The city of Cupertino held a meeting on Wednesday summarizing a first evaluation of the environmental impact
of Apple's forthcoming Campus 2
, a massive redevelopment project involving grounds formerly owned by HP and now controlled by Apple. The new, larger headquarters -- said to be urgently needed due to the expansion of Apple's workforce as a result of its success -- was among the last projects worked on by co-founder Steve Jobs before his death and is dominated by a large, "futuristic spaceship" style main building.
The meeting, the first of five forums where the public and those affected by the project will be encouraged to comment and express any concerns about the undertaking, was largely to explain in detail how the city was examining the project for its Environmental Impact Report (EIR)
as required by law. Public Affairs Director Rick Kitson presided over the meeting, which went over key findings and details of the 650-page EIR. The report was conducted by LSA Associates, a firm hired by the city.
The report examines Apple's proposed in myriad ways, considering everything from geology to cultural impact. While few have criticized the aesthetics of the campus -- which reclaims much of the land that was once an apricot orchard and replants trees and other landscaping features, the project has not avoided criticism
. The use of the large central building rather than a traditional campus of numerous smaller buildings, plus other innovations such as having most of the parking facilities underground, allowed Apple to shrink the space needed for buildings to 23 acres from the current 32 acres, while landscaping will grow from 43 acres of the land to 102 acres. Nearly 2,500 more trees will be planted on the property than exist there now.
The "ring" design of the building was intended by Jobs to foster collaboration and reclaim the center area as an outdoor space. The design is augmented by large glass panes that curve with the building and allow more natural lighting for the facility. The EIR study also considers factors like water use, biological balance, traffic considerations and possible hazards. In the current plan, the city plans to sell a portion of Pruneridge Avenue (a public road running adjacent to the facility) to Apple over security concerns.

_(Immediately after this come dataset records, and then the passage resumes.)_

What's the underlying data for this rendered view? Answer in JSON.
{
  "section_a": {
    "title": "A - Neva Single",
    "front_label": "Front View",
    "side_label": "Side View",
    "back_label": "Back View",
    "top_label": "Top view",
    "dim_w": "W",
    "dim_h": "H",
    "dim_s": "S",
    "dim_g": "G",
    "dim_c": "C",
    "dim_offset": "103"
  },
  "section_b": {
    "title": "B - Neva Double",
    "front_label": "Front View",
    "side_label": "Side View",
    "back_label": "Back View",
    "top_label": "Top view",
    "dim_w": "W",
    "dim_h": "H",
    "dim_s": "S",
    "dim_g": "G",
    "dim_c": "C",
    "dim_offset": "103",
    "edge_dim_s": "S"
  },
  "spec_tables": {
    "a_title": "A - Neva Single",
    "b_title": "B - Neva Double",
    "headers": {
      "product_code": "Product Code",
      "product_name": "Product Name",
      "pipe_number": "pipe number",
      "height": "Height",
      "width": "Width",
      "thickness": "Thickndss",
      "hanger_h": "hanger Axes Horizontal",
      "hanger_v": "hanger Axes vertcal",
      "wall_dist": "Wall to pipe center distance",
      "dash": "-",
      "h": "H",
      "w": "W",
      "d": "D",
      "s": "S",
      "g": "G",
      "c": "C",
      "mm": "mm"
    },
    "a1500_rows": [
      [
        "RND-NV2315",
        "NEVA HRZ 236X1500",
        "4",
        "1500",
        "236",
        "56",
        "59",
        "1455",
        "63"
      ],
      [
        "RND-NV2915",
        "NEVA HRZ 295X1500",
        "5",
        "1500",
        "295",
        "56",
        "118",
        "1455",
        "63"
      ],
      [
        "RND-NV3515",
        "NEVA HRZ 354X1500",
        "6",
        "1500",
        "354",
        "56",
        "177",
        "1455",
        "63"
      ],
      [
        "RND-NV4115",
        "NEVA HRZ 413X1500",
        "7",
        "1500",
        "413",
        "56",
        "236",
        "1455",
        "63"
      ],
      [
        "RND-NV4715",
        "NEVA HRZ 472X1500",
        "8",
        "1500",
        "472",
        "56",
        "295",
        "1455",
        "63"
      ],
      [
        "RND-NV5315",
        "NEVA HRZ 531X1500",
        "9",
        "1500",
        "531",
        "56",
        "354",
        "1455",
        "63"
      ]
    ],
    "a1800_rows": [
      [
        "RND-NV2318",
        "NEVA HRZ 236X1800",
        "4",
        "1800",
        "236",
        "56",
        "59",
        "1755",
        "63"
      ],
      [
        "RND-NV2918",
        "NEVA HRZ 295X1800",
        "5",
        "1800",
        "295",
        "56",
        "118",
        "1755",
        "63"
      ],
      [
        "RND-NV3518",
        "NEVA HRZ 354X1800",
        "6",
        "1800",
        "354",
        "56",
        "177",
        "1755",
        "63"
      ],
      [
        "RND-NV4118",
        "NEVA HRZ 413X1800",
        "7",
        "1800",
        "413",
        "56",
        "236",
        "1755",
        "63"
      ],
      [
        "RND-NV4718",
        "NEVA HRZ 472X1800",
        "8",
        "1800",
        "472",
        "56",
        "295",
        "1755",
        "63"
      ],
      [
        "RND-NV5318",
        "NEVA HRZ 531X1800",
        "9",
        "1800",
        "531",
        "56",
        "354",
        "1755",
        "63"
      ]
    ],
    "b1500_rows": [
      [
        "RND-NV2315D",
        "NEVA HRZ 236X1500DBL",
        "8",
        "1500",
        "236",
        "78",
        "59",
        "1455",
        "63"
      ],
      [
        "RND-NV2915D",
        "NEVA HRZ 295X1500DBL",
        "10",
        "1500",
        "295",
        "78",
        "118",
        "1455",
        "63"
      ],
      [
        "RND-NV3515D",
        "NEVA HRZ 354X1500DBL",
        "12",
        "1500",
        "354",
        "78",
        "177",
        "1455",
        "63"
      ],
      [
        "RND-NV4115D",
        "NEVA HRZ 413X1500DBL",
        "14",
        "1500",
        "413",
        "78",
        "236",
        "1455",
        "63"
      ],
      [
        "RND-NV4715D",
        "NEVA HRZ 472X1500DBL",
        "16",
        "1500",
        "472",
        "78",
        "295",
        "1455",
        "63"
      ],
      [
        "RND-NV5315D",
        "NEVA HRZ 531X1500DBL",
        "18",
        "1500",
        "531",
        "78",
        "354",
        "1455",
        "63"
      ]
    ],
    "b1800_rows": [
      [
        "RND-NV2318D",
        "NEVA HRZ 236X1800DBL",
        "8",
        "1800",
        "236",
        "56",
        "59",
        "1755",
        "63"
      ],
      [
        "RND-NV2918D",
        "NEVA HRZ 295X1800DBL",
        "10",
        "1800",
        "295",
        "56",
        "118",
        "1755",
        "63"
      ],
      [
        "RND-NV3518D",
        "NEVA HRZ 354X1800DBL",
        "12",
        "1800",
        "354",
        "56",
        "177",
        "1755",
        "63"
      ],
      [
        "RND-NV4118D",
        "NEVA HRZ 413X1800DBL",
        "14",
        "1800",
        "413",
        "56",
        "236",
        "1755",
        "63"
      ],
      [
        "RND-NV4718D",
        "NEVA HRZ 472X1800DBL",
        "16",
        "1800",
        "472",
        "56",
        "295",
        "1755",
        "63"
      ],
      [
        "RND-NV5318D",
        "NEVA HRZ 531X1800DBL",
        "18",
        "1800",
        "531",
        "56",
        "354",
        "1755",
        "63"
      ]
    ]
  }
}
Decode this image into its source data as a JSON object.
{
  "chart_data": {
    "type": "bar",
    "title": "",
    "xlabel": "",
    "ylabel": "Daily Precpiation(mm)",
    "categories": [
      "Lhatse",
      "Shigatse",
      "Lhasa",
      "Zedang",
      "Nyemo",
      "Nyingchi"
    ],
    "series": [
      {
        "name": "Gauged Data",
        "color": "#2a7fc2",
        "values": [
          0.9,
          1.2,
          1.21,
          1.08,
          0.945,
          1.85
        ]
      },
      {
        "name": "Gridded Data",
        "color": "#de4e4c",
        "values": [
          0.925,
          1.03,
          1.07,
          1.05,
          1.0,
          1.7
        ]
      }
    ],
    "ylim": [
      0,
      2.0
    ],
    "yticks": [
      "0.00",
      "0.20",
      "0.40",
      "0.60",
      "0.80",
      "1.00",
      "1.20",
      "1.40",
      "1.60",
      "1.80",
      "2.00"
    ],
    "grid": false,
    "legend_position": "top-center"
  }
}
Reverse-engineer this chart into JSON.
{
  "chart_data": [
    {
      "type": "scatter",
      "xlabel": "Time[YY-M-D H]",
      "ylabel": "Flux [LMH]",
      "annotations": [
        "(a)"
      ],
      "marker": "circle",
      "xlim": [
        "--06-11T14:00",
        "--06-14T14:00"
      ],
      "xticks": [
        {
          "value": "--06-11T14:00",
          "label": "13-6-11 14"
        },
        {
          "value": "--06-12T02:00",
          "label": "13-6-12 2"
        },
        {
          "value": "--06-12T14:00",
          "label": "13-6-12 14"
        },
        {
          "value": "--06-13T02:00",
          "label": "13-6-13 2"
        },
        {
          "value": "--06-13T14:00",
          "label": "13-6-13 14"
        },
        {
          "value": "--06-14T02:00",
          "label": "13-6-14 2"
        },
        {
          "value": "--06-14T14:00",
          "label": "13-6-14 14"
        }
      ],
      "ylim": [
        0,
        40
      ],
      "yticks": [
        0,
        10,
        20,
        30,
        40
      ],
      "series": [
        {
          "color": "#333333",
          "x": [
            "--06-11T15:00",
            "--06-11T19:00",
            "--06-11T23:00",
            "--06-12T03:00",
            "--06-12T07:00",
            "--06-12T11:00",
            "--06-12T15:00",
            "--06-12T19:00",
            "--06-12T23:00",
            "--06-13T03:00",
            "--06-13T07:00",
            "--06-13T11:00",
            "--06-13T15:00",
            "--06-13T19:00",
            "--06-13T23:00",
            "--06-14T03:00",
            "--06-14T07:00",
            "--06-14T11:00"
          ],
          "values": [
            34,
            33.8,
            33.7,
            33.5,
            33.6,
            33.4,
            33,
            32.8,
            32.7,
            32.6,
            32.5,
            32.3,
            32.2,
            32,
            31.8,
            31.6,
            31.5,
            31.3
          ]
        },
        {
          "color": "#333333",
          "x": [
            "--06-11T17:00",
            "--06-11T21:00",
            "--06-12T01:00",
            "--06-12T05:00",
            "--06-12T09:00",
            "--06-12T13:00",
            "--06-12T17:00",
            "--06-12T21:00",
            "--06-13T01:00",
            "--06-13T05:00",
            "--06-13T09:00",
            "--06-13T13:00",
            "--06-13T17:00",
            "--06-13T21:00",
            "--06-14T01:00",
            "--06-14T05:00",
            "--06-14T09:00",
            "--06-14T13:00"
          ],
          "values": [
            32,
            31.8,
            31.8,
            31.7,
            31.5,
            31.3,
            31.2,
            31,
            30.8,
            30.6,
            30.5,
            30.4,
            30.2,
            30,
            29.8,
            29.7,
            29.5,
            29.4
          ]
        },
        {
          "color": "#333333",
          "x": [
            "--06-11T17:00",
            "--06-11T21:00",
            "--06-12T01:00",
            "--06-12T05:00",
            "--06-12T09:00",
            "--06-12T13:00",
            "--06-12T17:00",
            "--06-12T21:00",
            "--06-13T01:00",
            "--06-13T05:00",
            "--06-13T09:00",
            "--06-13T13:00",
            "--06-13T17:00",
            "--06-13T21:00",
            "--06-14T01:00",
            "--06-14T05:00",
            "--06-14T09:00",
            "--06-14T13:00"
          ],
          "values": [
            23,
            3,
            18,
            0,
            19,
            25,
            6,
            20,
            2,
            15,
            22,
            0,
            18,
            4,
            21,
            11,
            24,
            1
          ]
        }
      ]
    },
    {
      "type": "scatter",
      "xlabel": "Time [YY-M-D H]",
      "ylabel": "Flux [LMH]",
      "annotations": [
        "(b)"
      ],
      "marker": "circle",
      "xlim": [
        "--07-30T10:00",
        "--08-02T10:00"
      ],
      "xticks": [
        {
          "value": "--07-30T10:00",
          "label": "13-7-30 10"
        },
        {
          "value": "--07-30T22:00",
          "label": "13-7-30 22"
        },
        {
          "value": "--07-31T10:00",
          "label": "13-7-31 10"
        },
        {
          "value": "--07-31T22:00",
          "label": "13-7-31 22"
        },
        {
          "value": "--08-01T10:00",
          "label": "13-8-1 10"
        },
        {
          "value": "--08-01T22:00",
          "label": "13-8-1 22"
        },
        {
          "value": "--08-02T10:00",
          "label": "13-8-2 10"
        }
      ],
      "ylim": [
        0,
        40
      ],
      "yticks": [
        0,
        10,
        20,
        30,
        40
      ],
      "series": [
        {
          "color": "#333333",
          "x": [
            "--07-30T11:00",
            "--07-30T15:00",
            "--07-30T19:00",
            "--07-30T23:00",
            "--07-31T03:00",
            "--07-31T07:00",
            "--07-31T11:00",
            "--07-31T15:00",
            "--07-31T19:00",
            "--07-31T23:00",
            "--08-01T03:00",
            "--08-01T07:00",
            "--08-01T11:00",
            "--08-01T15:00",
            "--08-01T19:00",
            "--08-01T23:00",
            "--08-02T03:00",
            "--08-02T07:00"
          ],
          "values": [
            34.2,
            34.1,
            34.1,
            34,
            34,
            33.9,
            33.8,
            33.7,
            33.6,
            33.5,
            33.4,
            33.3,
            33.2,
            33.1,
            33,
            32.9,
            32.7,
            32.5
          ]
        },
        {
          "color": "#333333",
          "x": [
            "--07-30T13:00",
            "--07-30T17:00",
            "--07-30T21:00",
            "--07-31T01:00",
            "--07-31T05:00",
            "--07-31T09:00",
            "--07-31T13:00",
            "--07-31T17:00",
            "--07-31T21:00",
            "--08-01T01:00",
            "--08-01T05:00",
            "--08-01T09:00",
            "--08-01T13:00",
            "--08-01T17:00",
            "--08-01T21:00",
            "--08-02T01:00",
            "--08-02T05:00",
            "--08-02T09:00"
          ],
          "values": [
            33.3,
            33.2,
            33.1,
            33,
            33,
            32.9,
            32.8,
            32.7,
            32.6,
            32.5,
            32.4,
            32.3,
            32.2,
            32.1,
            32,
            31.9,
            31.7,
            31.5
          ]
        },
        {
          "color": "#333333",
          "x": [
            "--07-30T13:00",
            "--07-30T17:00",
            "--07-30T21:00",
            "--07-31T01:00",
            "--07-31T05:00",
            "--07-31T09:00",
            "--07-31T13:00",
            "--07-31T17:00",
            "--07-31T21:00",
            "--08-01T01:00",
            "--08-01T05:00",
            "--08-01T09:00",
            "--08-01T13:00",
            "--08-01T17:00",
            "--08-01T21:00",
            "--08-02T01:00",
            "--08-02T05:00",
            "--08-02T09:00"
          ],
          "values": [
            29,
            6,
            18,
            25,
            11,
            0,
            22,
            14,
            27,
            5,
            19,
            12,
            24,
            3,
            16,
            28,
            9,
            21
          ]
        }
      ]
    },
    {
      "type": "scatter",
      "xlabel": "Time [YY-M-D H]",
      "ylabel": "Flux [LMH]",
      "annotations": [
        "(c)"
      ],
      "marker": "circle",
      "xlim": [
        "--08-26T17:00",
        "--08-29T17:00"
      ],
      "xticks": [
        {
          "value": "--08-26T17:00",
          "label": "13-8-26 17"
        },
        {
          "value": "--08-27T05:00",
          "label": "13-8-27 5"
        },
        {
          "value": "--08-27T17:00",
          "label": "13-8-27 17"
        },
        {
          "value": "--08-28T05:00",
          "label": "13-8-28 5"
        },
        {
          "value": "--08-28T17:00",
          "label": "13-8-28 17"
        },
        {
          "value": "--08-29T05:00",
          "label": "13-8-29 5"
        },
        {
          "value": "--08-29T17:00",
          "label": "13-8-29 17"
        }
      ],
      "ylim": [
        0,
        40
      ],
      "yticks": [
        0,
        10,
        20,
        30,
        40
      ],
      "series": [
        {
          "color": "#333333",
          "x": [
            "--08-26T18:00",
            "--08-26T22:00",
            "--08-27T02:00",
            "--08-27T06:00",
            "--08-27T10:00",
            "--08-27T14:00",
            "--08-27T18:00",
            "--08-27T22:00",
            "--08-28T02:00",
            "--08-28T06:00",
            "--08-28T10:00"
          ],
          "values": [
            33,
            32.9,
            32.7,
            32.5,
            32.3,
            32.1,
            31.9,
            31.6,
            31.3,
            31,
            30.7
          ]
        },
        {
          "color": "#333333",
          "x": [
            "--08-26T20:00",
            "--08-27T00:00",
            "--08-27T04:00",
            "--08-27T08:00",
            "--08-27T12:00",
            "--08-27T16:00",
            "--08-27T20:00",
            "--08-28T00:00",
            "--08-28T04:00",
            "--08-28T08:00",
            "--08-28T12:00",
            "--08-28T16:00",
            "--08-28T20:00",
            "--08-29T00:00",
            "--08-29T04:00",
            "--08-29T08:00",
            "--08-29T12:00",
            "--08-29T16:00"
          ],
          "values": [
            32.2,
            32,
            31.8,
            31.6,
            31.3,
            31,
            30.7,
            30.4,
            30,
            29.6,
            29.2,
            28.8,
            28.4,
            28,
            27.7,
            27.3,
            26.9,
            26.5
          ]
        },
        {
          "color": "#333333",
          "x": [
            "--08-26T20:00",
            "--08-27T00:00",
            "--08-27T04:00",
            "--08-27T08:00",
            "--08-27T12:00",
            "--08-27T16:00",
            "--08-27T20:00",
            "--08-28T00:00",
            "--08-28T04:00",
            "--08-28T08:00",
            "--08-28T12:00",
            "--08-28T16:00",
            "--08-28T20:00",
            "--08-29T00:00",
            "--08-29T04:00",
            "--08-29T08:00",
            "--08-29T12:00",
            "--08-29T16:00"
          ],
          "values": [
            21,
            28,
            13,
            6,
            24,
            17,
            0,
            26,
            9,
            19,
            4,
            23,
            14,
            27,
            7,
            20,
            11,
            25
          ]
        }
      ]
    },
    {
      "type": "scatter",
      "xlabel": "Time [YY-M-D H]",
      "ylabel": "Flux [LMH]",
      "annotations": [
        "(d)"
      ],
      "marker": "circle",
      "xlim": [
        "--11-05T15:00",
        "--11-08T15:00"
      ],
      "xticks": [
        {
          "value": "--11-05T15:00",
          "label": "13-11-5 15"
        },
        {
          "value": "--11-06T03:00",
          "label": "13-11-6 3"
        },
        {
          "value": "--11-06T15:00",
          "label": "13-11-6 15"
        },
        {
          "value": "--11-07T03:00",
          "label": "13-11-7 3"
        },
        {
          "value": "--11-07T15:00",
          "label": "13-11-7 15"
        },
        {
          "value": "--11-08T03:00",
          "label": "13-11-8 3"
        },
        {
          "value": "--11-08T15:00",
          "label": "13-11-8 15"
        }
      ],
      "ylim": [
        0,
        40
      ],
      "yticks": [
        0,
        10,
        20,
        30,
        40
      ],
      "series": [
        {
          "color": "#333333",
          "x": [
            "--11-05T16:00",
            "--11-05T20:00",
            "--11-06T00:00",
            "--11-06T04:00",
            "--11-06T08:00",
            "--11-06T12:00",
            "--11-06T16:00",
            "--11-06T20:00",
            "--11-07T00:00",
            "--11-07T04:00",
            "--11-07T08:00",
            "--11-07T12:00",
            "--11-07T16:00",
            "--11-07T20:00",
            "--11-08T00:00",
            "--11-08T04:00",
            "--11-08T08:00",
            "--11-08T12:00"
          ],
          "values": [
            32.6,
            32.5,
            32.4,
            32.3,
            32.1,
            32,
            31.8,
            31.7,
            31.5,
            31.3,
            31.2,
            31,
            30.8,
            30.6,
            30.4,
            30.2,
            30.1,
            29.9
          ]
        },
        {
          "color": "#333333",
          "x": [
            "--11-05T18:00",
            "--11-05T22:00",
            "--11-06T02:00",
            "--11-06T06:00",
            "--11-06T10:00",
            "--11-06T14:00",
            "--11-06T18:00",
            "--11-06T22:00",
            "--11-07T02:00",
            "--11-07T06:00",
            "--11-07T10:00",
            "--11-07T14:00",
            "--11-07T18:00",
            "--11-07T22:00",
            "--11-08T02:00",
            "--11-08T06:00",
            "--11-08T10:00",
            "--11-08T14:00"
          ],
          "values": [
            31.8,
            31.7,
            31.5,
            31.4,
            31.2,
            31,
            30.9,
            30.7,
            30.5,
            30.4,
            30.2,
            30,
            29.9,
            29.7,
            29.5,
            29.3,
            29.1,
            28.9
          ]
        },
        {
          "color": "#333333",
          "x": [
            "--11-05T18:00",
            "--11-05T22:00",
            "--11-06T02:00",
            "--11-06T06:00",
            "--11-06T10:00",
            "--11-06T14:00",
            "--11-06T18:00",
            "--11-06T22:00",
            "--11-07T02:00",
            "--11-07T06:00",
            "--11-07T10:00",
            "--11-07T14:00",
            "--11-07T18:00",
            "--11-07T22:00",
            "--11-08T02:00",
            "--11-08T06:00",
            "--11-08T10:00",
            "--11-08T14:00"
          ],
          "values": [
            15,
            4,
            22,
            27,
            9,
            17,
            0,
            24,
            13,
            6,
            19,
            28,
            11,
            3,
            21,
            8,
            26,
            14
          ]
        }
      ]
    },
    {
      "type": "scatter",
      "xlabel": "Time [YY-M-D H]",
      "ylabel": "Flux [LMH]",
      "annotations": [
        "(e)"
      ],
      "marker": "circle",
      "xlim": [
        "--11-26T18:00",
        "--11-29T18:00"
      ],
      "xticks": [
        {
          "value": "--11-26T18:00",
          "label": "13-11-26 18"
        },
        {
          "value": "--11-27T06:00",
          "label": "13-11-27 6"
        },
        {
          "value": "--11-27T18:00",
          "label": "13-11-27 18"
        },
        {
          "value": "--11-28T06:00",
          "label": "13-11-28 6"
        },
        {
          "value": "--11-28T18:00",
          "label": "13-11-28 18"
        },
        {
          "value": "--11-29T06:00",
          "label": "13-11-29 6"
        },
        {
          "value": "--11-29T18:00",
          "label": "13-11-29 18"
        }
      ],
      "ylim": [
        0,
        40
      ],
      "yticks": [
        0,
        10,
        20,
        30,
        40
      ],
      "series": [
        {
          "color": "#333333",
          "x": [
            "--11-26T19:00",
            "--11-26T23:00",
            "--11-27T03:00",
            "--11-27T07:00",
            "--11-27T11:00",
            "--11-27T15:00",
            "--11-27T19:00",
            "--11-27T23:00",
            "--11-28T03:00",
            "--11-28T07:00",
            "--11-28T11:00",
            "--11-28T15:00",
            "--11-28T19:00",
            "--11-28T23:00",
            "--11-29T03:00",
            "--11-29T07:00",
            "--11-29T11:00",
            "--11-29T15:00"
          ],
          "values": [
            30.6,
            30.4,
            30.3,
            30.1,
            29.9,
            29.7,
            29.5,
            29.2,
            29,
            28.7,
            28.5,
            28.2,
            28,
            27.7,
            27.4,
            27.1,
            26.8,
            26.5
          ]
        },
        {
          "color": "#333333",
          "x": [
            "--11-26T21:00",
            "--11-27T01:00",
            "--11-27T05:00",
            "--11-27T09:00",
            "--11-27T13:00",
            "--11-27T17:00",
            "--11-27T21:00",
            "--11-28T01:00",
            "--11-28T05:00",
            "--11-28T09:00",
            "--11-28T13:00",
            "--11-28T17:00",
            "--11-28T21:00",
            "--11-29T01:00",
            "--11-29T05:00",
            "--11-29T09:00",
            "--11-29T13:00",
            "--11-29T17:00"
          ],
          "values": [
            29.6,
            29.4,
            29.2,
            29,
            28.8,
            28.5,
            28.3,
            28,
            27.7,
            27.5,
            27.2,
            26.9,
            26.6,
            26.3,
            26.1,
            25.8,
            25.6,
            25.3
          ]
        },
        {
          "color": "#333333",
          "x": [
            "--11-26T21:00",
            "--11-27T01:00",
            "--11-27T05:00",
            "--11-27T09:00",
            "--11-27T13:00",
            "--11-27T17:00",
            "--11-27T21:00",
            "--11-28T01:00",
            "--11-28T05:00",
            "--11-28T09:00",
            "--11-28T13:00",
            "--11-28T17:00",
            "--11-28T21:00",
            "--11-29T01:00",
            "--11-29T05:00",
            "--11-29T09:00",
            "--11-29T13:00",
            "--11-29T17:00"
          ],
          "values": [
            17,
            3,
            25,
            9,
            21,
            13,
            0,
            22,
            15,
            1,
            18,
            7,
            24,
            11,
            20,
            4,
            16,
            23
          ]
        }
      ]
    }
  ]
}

Overall, the EIR showed that despite a massive jump in the number of employees that would be working there compared to its time as an HP campus, the design of the facility accommodates a greener and more natural environment. The main building is said to be able to handle a total of 14,200 employees, more than 9,000 higher than the current sustainability level. Due to the design, the "occupied building space" will increase from 2.66 million square feet to 3.42 million square feet, even as Apple's design uses less room for buildings compared to the present. The facility will have a total of 10,980 parking spaces across multiple parking lots, most of which will be underground.
The meeting was the first of five forums at which the public and neighbors of the Apple campus will have a chance to address any concerns or issues. Two of the forthcoming meetings will be held during normal city council events scheduled for later this year. Citizens can contribute comments to the EIR itself by sending their submissions to the city either through the city's website
or by mail before 5:30pm on Monday, July 22.